Alex Tabarrok points out how government ends up paying too much for pharmaceuticals.

in some areas, Medicaid accounts for a large fraction of the market…In this situation it makes sense for pharmaceutical companies to raise prices – they lose customers in the private market but this is more than made up for by the increase in prices that they can charge to Medicaid. As a result, average prices for HIV and antipsychotic drugs are higher than for any other drug categories.

Tabarrok cites a paper by Mark Duggan which claims that Medicaid chooses the most expensive antipsychotic drugs without any apparent improvement in outcomes over less expensive medications.

On a separate issue, George Will writes,

Recently, Indiana Gov. Joseph Kernan canceled a $15 million contract with a firm in India for processing state unemployment claims. The next highest bidder was a U.S. firm that would have charged $23 million. Because of this potential 50 percent price increase, there would have been $8 million fewer state dollars for schools, hospitals, law enforcement, etc.

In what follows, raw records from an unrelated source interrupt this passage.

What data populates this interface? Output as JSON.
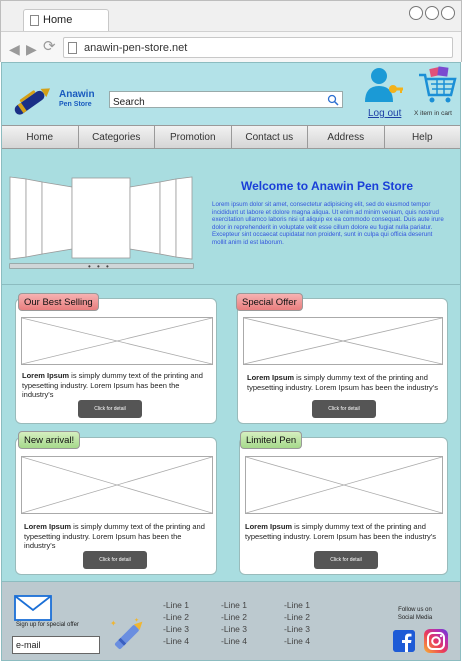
{
  "browser": {
    "tab_title": "Home",
    "url": "anawin-pen-store.net"
  },
  "header": {
    "brand_name": "Anawin",
    "brand_sub": "Pen Store",
    "search_placeholder": "Search",
    "logout_label": "Log out",
    "cart_count_label": "X item in cart"
  },
  "menu": [
    {
      "label": "Home"
    },
    {
      "label": "Categories"
    },
    {
      "label": "Promotion"
    },
    {
      "label": "Contact us"
    },
    {
      "label": "Address"
    },
    {
      "label": "Help"
    }
  ],
  "hero": {
    "welcome": "Welcome to Anawin Pen Store",
    "body": "Lorem ipsum dolor sit amet, consectetur adipisicing elit, sed do eiusmod tempor incididunt ut labore et dolore magna aliqua. Ut enim ad minim veniam, quis nostrud exercitation ullamco laboris nisi ut aliquip ex ea commodo consequat. Duis aute irure dolor in reprehenderit in voluptate velit esse cillum dolore eu fugiat nulla pariatur. Excepteur sint occaecat cupidatat non proident, sunt in culpa qui officia deserunt mollit anim id est laborum.",
    "dots": "• • •"
  },
  "cards": [
    {
      "tag": "Our Best Selling",
      "lead": "Lorem Ipsum",
      "text": " is simply dummy text of the printing and typesetting industry. Lorem Ipsum has been the industry's",
      "button": "Click for detail"
    },
    {
      "tag": "Special Offer",
      "lead": "Lorem Ipsum",
      "text": " is simply dummy text of the printing and typesetting industry. Lorem Ipsum has been the industry's",
      "button": "Click for detail"
    },
    {
      "tag": "New arrival!",
      "lead": "Lorem Ipsum",
      "text": " is simply dummy text of the printing and typesetting industry. Lorem Ipsum has been the industry's",
      "button": "Click for detail"
    },
    {
      "tag": "Limited Pen",
      "lead": "Lorem Ipsum",
      "text": " is simply dummy text of the printing and typesetting industry. Lorem Ipsum has been the industry's",
      "button": "Click for detail"
    }
  ],
  "footer": {
    "signup_text": "Sign up for special offer",
    "email_value": "e-mail",
    "link_columns": [
      [
        "-Line 1",
        "-Line 2",
        "-Line 3",
        "-Line 4"
      ],
      [
        "-Line 1",
        "-Line 2",
        "-Line 3",
        "-Line 4"
      ],
      [
        "-Line 1",
        "-Line 2",
        "-Line 3",
        "-Line 4"
      ]
    ],
    "social_label": "Follow us on Social Media",
    "icons": [
      "mail-icon",
      "pen-icon",
      "facebook-icon",
      "instagram-icon"
    ]
  },
  "colors": {
    "page_bg": "#a9dde0",
    "header_bg": "#b3e2e8",
    "brand_blue": "#1a5bbf",
    "welcome_blue": "#1a3fd8",
    "tag_red": "#e97e7e",
    "tag_green": "#a6d98b",
    "button_dark": "#555555",
    "footer_bg": "#bcc9cf"
  }
}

These examples are consistent with the argument that Government is the high-cost producer. According to that view, transfering responsibility for a service from the private sector to the government raises the cost of that service. In health care, of course, the costs may be hidden in the form of longer wait times or less treatment.

Arguing against this view is Paul Krugman.

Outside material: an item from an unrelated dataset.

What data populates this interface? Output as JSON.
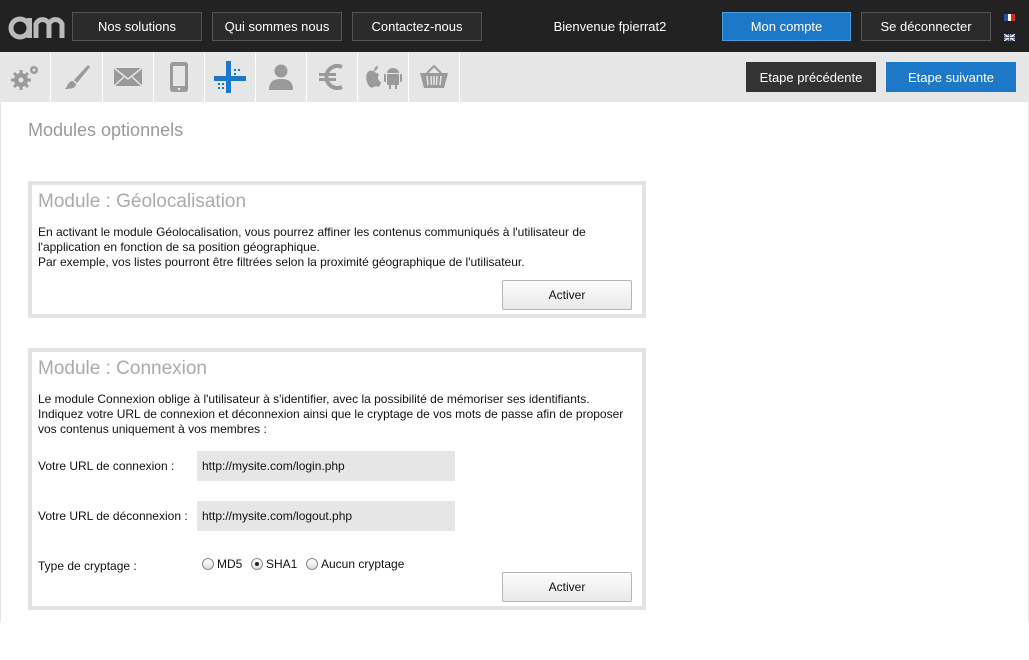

A recent study found that private insurance companies spend 11.7 cents of every health care dollar on administrative costs, mainly advertising and underwriting, compared with 3.6 cents for Medicare and 1.3 cents for Canada’s government-run system. Also, our system is very generous to drug companies and other medical suppliers, because — unlike other countries’ systems — it doesn’t bargain for lower prices.

…What would an answer to the growing health care crisis look like? It would surely involve extending coverage to those now uninsured. To keep costs down, it would crack down both on drug prices and on administrative costs. And it might well cut private insurance companies out of the loop for some, if not all, coverage.

For Discussion. Would getting rid of private health insurance and subsituting government as the orovider lead to lower costs, as Krugman implies?